Writing for AllMusic, Stewart Mason called "In Your Eyes" the "finest pure love song Gabriel had ever written and one of his best songs." MusicHound has described the song as being flavoured by worldbeat influences.

==Say Anything...==
The song was used twice in the 1989 film Say Anything..., as well as its trailer. A famous scene from the film occurs when broken-hearted Lloyd Dobler (John Cusack) serenades his ex-girlfriend, Diane Court (Ione Skye), outside her bedroom window by holding a boombox up above his head and playing the song for her. Repopularized by its usage in the film, the song reentered the Billboard Hot 100, reaching number 41. This release was shorter, with a length of 4:53.

Crowe says that Rosanna Arquette, who is believed to be the inspiration for the song, encouraged Peter Gabriel to consider allowing the film to use the song. Gabriel asked to see Crowe's film and Crowe asked the production company to send Gabriel a rough cut. Gabriel rejected the use of his song, telling Crowe that he was uneasy about the overdose of the main character at the end; the studio had erroneously sent Gabriel the film Wired instead. He later approved the use of "In Your Eyes" upon seeing Say Anything.... The edited film version was included on the Rated PG album, a 2019 compilation containing some of Gabriel's songs that were used in film soundtracks.
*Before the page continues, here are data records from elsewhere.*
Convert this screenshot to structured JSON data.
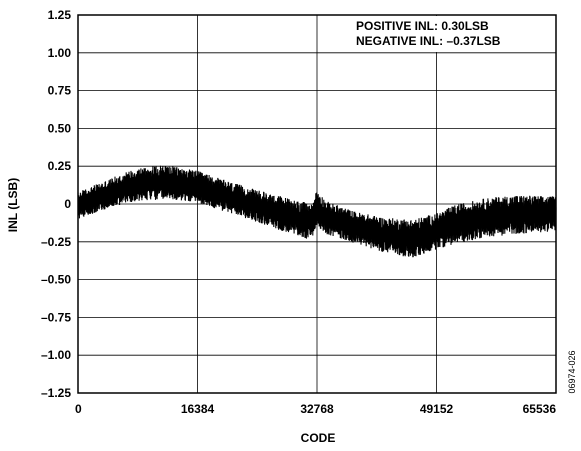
{
  "chart_data": {
    "type": "line",
    "xlabel": "CODE",
    "ylabel": "INL (LSB)",
    "xlim": [
      0,
      65536
    ],
    "ylim": [
      -1.25,
      1.25
    ],
    "x_ticks": [
      "0",
      "16384",
      "32768",
      "49152",
      "65536"
    ],
    "x_tick_values": [
      0,
      16384,
      32768,
      49152,
      65536
    ],
    "y_ticks": [
      "1.25",
      "1.00",
      "0.75",
      "0.50",
      "0.25",
      "0",
      "–0.25",
      "–0.50",
      "–0.75",
      "–1.00",
      "–1.25"
    ],
    "y_tick_values": [
      1.25,
      1.0,
      0.75,
      0.5,
      0.25,
      0,
      -0.25,
      -0.5,
      -0.75,
      -1.0,
      -1.25
    ],
    "grid": true,
    "annotations": [
      "POSITIVE INL: 0.30LSB",
      "NEGATIVE INL: –0.37LSB"
    ],
    "figure_id": "06974-026",
    "series": [
      {
        "color": "#000000",
        "envelope": {
          "x": [
            0,
            4000,
            8000,
            12000,
            16384,
            20000,
            24000,
            28000,
            32000,
            32768,
            34000,
            38000,
            42000,
            46000,
            49152,
            52000,
            56000,
            60000,
            65536
          ],
          "upper": [
            0.08,
            0.16,
            0.24,
            0.26,
            0.22,
            0.16,
            0.1,
            0.05,
            0.0,
            0.1,
            0.02,
            -0.05,
            -0.09,
            -0.1,
            -0.06,
            0.0,
            0.04,
            0.06,
            0.05
          ],
          "lower": [
            -0.1,
            -0.03,
            0.02,
            0.03,
            0.01,
            -0.05,
            -0.11,
            -0.18,
            -0.24,
            -0.14,
            -0.2,
            -0.26,
            -0.32,
            -0.36,
            -0.3,
            -0.26,
            -0.22,
            -0.2,
            -0.18
          ]
        },
        "positive_inl": 0.3,
        "negative_inl": -0.37
      }
    ]
  }
}
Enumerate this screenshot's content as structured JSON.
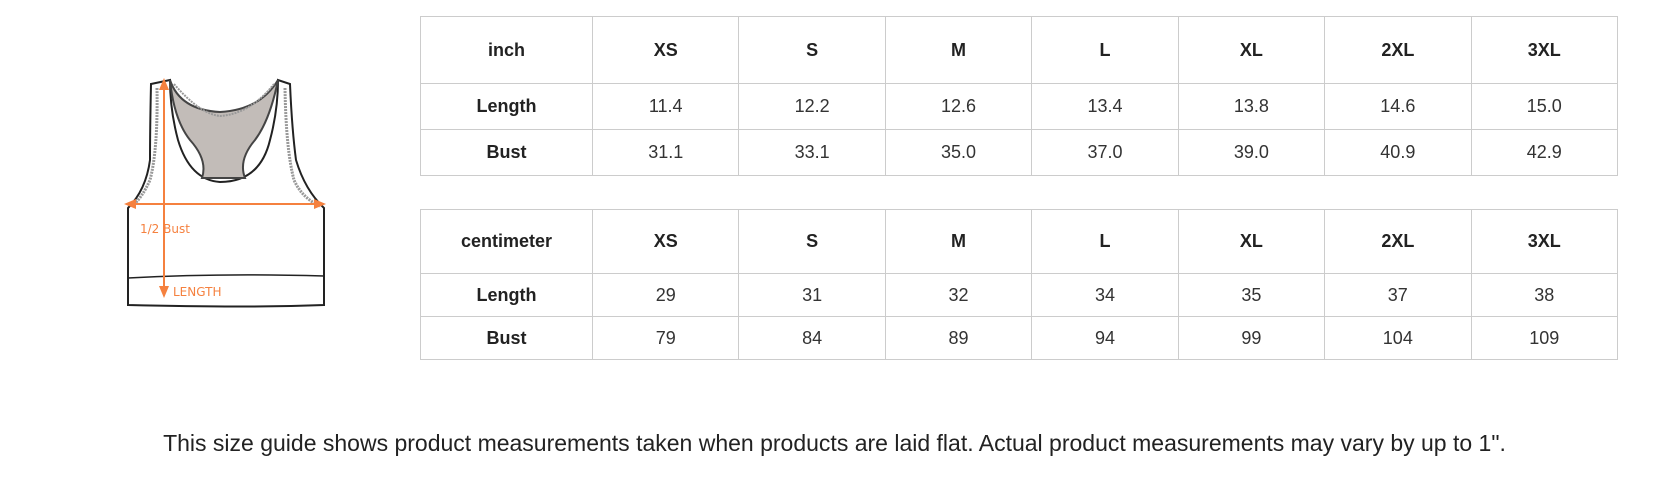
{
  "figure": {
    "bust_label": "1/2  Bust",
    "length_label": "LENGTH",
    "accent_color": "#f5813f"
  },
  "inch_table": {
    "unit": "inch",
    "sizes": [
      "XS",
      "S",
      "M",
      "L",
      "XL",
      "2XL",
      "3XL"
    ],
    "rows": [
      {
        "label": "Length",
        "values": [
          "11.4",
          "12.2",
          "12.6",
          "13.4",
          "13.8",
          "14.6",
          "15.0"
        ]
      },
      {
        "label": "Bust",
        "values": [
          "31.1",
          "33.1",
          "35.0",
          "37.0",
          "39.0",
          "40.9",
          "42.9"
        ]
      }
    ]
  },
  "cm_table": {
    "unit": "centimeter",
    "sizes": [
      "XS",
      "S",
      "M",
      "L",
      "XL",
      "2XL",
      "3XL"
    ],
    "rows": [
      {
        "label": "Length",
        "values": [
          "29",
          "31",
          "32",
          "34",
          "35",
          "37",
          "38"
        ]
      },
      {
        "label": "Bust",
        "values": [
          "79",
          "84",
          "89",
          "94",
          "99",
          "104",
          "109"
        ]
      }
    ]
  },
  "note": "This size guide shows product measurements taken when products are laid flat. Actual product measurements may vary by up to 1\"."
}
In a September 2012 interview with Rolling Stone, discussing the 25th anniversary of So, Gabriel commented on the cultural impact of the scene, "It definitely gave [the song] a second life, because now it's so often parodied in comedy shows and it is one of the modern day Romeo and Juliet balcony clichés. I've talked to John Cusack about that. We're sort of trapped together in a minuscule moment of contemporary culture." In October 2012, as Gabriel played the first few bars of the song during a performance at the Hollywood Bowl, Cusack walked onto the stage, handed him a boombox and took a bow, before quickly walking off again. Say Anything... director Cameron Crowe was also present at the concert and later tweeted "Peter Gabriel and John Cusack on stage together at the Hollywood Bowl tonight. Won't forget that... ever."

==Personnel==

- Manu Katché – drums, talking drum, percussion
- Jerry Marotta – additional drums
- Larry Klein – bass guitar
- Tony Levin – bass guitar
- Daniel Lanois – acoustic 12-string guitar
- David Rhodes – electric guitar, backing vocals
- Peter Gabriel – lead and backing vocals, Fairlight CMI, piano, synthesizer
- Richard Tee – piano
- Youssou N'Dour – guest vocals
- Michael Been – backing vocals
- Jim Kerr – backing vocals
- Ronnie Bright – bass vocals
- Kevin Killen – mixing

==Charts==
===Weekly charts===

| Chart (1986–1987) | Peak position |
|---|---|
| Australia (Kent Music Report) | 97 |
| Canada Top Singles (RPM) | 29 |
| New Zealand (Recorded Music NZ) | 50 |
| US Billboard Hot 100 | 26 |
| US Mainstream Rock (Billboard) | 1 |

==Certifications==

Certifications
| Region | Certification | Certified units/sales |
| New Zealand (RMNZ) | Gold | 15,000^{‡} |
| United States (RIAA) | Gold | 500,000^{^} |
^{^} Shipments figures based on certification alone. ^{‡} Sales+streaming figures based on certification alone.

==Performances==
On theThis Way Up Tour tour (1986–1987), Gabriel performed "In Your Eyes" as a vocal duet with Youssou N'Dour, mainly during his North American concerts. Starting with this tour, Gabriel wanted to extend the ending, so David Sancious added a piano solo that transitioned into the final chorus. Gabriel included the song as an encore for his 1993–1994 Secret World Tour, with these renditions featuring vocal contributions from Papa Wemba. Gabriel had performed the song on Saturday Night Live a few days prior to the conclusion of his Secret World Tour.

For live renditions of "In Your Eyes", Manu Katché prepared the programmed drums with a Roland Octapad and an Akai MPC. He also triggered some sampled sounds using contact microphones placed on his tom-toms. During Gabriel's tour promoting his Live Blood album, Gabriel performed the song with the Uzbek singer-songwriter Sevara Nazarkhan.

On 10 April 2014, Gabriel performed the song with an extended vocal duet with N'Dour as Gabriel was being inducted into the Rock and Roll Hall of Fame at the Barclays Center in Brooklyn, New York.